Abstract

We evaluated the secretion of melatonin, the sleep quality and the relation between both in tetraplegics versus paraplegic patients and healthy volunteers. This observational non-randomised study was conducted from April 2015 to November 2016 includes tetraplegics versus paraplegics and healthy volunteers. Urinary 6-sulfatoxy-melatonin (U6SM) was measured during 5 period per dey (8 h–12 h; 12 h–16 h; 16 h–20 h; 20 h–00 h; 00 h–8 h). Sleep quality was evaluated on Pittsburgh Sleep Quality Index and sleepiness on Epworth Sleepiness Scale. Correlation between U6SM dosage and sleep quality and sleepiness was analyzed. Twenty-two tetraplegic patients (20 men and 2 women), and 4 paraplegics were included in the study. Fifteen tetraplegic patients (68.1%) had an absence of melatonin secretion, 6 (27.2%) had a decreased secretion with a shift of melatonin secretion. The melatonin secretion was normal in one C5 AIS-A patient (4.5%). The Pittsburgh Sleep Quality Index showed a poor sleep quality in tetraplegics (9.28 ± 4.90) and Epworth Sleepiness Scale showed a moderate sleepiness in tetraplegics (9.14 ± 5.12). We did not observe a significant correlation between melatonin secretion and sleep quality. There was a significant correlation between melatonin secretion and sleepiness.

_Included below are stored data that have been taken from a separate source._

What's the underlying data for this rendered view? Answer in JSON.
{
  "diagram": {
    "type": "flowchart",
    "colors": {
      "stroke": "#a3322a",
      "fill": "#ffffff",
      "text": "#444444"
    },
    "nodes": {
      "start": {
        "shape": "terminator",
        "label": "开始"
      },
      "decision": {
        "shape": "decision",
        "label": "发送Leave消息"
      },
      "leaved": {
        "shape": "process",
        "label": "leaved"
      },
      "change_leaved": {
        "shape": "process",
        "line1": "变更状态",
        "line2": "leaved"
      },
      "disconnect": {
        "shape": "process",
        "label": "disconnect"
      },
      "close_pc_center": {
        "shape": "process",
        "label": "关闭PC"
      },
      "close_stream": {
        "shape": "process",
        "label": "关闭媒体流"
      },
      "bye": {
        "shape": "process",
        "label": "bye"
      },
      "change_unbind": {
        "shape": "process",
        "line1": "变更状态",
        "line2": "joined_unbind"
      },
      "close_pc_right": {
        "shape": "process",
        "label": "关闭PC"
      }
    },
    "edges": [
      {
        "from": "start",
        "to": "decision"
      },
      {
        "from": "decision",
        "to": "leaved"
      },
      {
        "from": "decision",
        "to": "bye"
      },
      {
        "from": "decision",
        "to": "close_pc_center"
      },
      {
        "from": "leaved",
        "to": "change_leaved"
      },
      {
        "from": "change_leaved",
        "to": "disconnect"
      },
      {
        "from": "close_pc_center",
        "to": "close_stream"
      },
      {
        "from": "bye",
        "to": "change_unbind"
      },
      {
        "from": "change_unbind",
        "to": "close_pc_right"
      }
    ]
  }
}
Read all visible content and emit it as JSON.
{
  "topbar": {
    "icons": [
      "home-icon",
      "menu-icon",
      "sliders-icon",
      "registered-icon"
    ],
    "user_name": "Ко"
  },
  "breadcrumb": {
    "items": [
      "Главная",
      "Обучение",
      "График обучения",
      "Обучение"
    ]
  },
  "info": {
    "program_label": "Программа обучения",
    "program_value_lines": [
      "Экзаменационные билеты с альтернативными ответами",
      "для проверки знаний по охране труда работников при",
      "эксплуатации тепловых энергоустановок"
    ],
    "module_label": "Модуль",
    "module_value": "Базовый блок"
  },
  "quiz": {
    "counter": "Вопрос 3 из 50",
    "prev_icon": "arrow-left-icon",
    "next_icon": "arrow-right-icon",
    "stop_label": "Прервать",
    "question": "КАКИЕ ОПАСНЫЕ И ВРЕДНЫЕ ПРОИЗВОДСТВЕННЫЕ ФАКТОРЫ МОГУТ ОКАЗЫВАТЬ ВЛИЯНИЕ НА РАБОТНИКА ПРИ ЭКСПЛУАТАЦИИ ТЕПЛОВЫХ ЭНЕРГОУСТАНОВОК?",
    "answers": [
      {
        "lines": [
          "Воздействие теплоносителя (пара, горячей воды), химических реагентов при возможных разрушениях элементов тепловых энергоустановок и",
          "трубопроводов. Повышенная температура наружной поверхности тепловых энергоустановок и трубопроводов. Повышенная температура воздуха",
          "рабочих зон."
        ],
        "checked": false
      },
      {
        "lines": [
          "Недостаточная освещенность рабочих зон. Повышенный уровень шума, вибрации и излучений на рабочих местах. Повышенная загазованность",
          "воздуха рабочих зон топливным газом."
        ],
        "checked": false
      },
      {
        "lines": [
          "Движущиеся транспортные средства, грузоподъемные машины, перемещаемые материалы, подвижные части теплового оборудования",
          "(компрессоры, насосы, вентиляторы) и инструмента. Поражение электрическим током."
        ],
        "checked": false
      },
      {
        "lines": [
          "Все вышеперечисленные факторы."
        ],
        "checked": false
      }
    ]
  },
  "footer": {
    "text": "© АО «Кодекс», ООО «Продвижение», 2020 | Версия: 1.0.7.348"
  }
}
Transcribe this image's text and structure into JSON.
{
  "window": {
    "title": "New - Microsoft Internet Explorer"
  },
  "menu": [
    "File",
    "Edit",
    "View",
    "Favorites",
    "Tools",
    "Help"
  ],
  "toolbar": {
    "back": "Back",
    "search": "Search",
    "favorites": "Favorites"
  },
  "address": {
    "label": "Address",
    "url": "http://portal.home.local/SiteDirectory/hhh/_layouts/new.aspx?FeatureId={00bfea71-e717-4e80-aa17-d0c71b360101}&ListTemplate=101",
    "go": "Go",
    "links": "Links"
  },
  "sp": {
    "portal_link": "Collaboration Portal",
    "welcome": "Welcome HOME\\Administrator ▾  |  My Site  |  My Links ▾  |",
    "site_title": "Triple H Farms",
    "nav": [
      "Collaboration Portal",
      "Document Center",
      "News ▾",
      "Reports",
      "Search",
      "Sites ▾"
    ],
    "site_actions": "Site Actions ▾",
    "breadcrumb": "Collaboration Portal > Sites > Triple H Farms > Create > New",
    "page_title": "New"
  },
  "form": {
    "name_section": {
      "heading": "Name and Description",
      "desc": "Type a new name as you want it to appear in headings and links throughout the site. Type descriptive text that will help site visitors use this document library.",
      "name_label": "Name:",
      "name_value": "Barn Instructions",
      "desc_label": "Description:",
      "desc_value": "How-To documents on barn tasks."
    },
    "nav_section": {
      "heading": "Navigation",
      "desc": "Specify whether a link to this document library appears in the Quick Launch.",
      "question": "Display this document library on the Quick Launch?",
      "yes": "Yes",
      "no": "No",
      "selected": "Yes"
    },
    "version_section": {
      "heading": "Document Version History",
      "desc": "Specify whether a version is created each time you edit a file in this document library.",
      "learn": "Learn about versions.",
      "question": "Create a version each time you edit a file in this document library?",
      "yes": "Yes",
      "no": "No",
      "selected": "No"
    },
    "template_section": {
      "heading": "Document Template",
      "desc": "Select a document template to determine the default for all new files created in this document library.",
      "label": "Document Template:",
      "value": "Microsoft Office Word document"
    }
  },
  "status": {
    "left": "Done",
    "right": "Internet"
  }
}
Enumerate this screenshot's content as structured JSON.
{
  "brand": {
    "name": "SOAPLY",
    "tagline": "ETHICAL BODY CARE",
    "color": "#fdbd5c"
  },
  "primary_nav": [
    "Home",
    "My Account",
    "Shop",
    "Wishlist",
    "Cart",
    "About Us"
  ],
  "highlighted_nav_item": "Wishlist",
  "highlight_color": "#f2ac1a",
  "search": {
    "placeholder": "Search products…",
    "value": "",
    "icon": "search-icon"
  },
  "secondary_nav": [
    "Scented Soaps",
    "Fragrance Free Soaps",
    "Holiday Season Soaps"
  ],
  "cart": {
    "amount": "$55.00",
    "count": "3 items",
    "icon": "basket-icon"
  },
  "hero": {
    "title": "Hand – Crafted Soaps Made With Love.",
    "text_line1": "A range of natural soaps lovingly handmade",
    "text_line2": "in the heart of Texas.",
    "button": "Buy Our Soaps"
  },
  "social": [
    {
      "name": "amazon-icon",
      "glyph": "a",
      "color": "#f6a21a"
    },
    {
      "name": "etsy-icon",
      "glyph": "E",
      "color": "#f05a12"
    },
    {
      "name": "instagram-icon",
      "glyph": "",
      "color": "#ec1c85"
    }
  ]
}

Unlike data of the literature, secretion of melatonin was not strictly normal in paraplegic patients. Secretion of melatonin is abnormal in patients with tetraplegia. It may partly explain sleep impairment of patients with tetraplegia. Further studies are needed to better understand the impact of this absence of melatonin secretion and to assess the effect of melatonin treatment in this population of patients.